Principal adversário da família Calheiros atualmente, o prefeito de Maceió, Rui Palmeira (PSDB), observa que o senador sempre “pula do barco” quando não vê futuro político em um grupo. “Renan é governo desde Cabral. Foi líder do Collor, mas na hora em que o barco afundou votou pelo impeachment. Estava com a Dilma, quando viu que não dava, se agarrou a Temer”, afirma. “Agora, já sente que Temer, com essas reformas impopulares, está sem força, então começa a olhar para frente”, completa. “Ele olha para 2018 e vê que a alternativa é abraçar Lula.”
Palmeira diz que, desde as eleições municipais no ano passado, Renan deixou de lado o estilo “esfinge” e “racional” para bater boca em rádio e cobrar empenho de vereadores para atacar a prefeitura.

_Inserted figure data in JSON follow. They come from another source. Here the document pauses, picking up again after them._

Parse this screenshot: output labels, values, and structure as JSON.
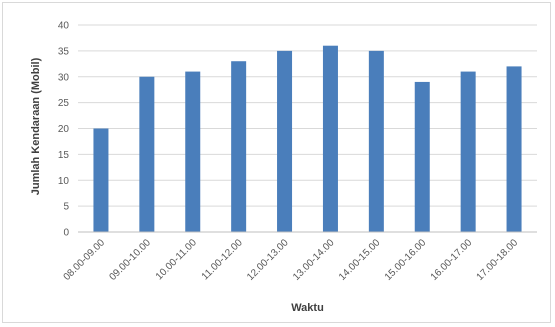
{
  "chart_data": {
    "type": "bar",
    "title": "",
    "xlabel": "Waktu",
    "ylabel": "Jumlah Kendaraan (Mobil)",
    "ylim": [
      0,
      40
    ],
    "yticks": [
      0,
      5,
      10,
      15,
      20,
      25,
      30,
      35,
      40
    ],
    "categories": [
      "08.00-09.00",
      "09.00-10.00",
      "10.00-11.00",
      "11.00-12.00",
      "12.00-13.00",
      "13.00-14.00",
      "14.00-15.00",
      "15.00-16.00",
      "16.00-17.00",
      "17.00-18.00"
    ],
    "values": [
      20,
      30,
      31,
      33,
      35,
      36,
      35,
      29,
      31,
      32
    ],
    "bar_color": "#4a7ebb",
    "gridlines": true,
    "legend": "none"
  }
}
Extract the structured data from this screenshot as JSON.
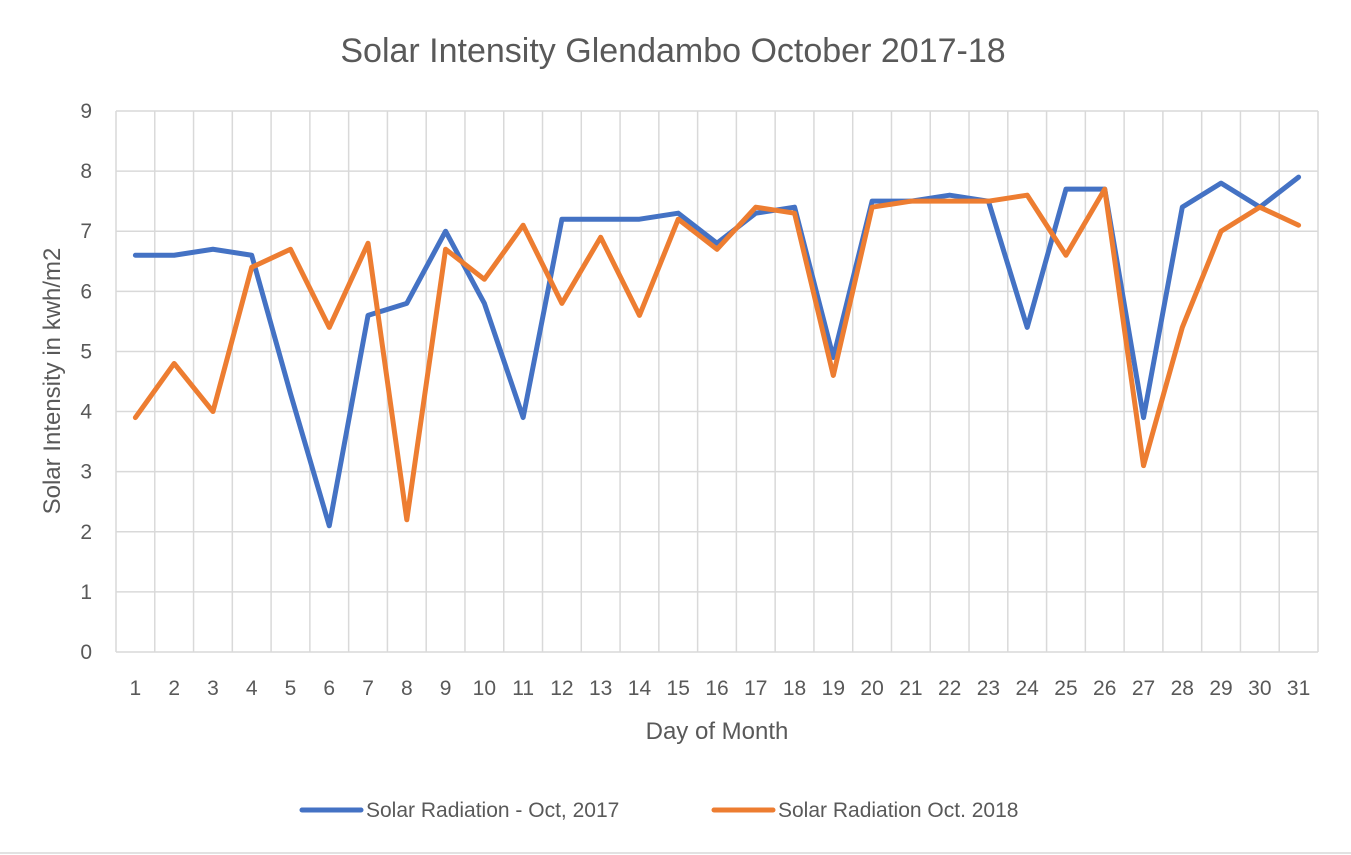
{
  "chart_data": {
    "type": "line",
    "title": "Solar Intensity Glendambo October 2017-18",
    "xlabel": "Day of Month",
    "ylabel": "Solar Intensity in kwh/m2",
    "ylim": [
      0,
      9
    ],
    "yticks": [
      0,
      1,
      2,
      3,
      4,
      5,
      6,
      7,
      8,
      9
    ],
    "grid": true,
    "legend_position": "bottom",
    "categories": [
      "1",
      "2",
      "3",
      "4",
      "5",
      "6",
      "7",
      "8",
      "9",
      "10",
      "11",
      "12",
      "13",
      "14",
      "15",
      "16",
      "17",
      "18",
      "19",
      "20",
      "21",
      "22",
      "23",
      "24",
      "25",
      "26",
      "27",
      "28",
      "29",
      "30",
      "31"
    ],
    "series": [
      {
        "name": "Solar Radiation - Oct, 2017",
        "color": "#4472c4",
        "values": [
          6.6,
          6.6,
          6.7,
          6.6,
          4.3,
          2.1,
          5.6,
          5.8,
          7.0,
          5.8,
          3.9,
          7.2,
          7.2,
          7.2,
          7.3,
          6.8,
          7.3,
          7.4,
          4.9,
          7.5,
          7.5,
          7.6,
          7.5,
          5.4,
          7.7,
          7.7,
          3.9,
          7.4,
          7.8,
          7.4,
          7.9
        ]
      },
      {
        "name": "Solar Radiation Oct. 2018",
        "color": "#ed7d31",
        "values": [
          3.9,
          4.8,
          4.0,
          6.4,
          6.7,
          5.4,
          6.8,
          2.2,
          6.7,
          6.2,
          7.1,
          5.8,
          6.9,
          5.6,
          7.2,
          6.7,
          7.4,
          7.3,
          4.6,
          7.4,
          7.5,
          7.5,
          7.5,
          7.6,
          6.6,
          7.7,
          3.1,
          5.4,
          7.0,
          7.4,
          7.1
        ]
      }
    ]
  }
}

O prefeito reclama que o governo do Estado e o grupo do senador tentam dificultar sua gestão.
Palmeira diz ainda que Renan se acostumou a ser o “imperador” de Alagoas, mas sentiu o baque quando Temer nomeou o conterrâneo Maurício Quintella para a pasta dos Transportes. “Ele soube da nomeação pela imprensa. Antes, pela influência, costumava saber antes e aproveitava para telefonar para os indicados, como se tivesse dado aval à nomeação.”
O senador Renan Calheiros (PMDB-AL) afirmou, por meio de assessoria, que divergências pontuais com adversários ocorrem porque ele não se dá “bem com governos que não ouvem”.